De cómo la consciencia tiene mil caras y sólo tenemos acceso a una por vez.

Os habéis preguntado alguna vez... ¿si yo no fuera yo y fuera mi perro, quién creería que sería?
Me imagino que estas preguntas sólo nos las hacemos los que estamos "payá", pero seguro que algunos de vosotros, buscadores, os habéis hecho muchas preguntas de todo tipo.

Una de las cosas de este mundo o de esta existencia, que me dejan pasmado, es la CONSCIENCIA, la idea de "centro" de todo lo que sucede. Y de igual modo, cada uno de vosotros sois vuestro propio "centro" y si voy más allá, cada uno de los animales son también su "centro", aunque no tengan el mismo sistema cognitivo.
Su consciencia, aunque no sea la del "yo" propiamente dicha, debe ser algo parecido a la nuestra pero con sus "sentidos". La diferencia fundamental entre un animal y yo (digo diferencia y no parecido, jejeje...) es que sus sentidos está más desarrollados que el mio y que yo tengo esa "semilla" que me hace preguntarme cosas. Un animal no tiene ese problema, o esa virtud, según como se mire.

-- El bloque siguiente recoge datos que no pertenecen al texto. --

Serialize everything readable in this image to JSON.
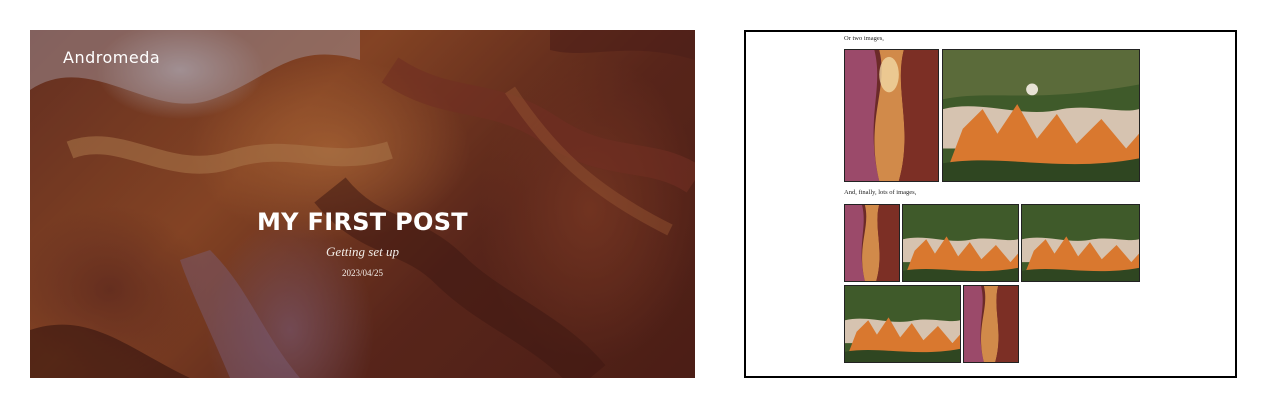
{
  "hero": {
    "brand": "Andromeda",
    "title": "MY FIRST POST",
    "subtitle": "Getting set up",
    "date": "2023/04/25"
  },
  "gallery": {
    "two_images_caption": "Or two images,",
    "many_images_caption": "And, finally, lots of images,"
  },
  "colors": {
    "canyon_dark": "#5a241c",
    "canyon_orange": "#c8763a",
    "hoodoo_orange": "#d9782f",
    "forest_green": "#3f5a2a"
  },
  "images": {
    "canyon": "antelope-canyon-photo",
    "hoodoos": "bryce-canyon-photo"
  }
}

Pero, ¿qué diferencia real, en cuanto a consciencia, determinaría un animal de cualquier otro ser? NINGUNA. El mosquito es el actor principal en su universo, y todos los demás somos "los secundarios". Del mismo modo, una planta, con otros "sentidos" muy diferentes a los de un animal, será en si misma su única "principalidad" y el resto de cosas, imposible de poder definirlas por nosotros, serán las "cosas secundarias".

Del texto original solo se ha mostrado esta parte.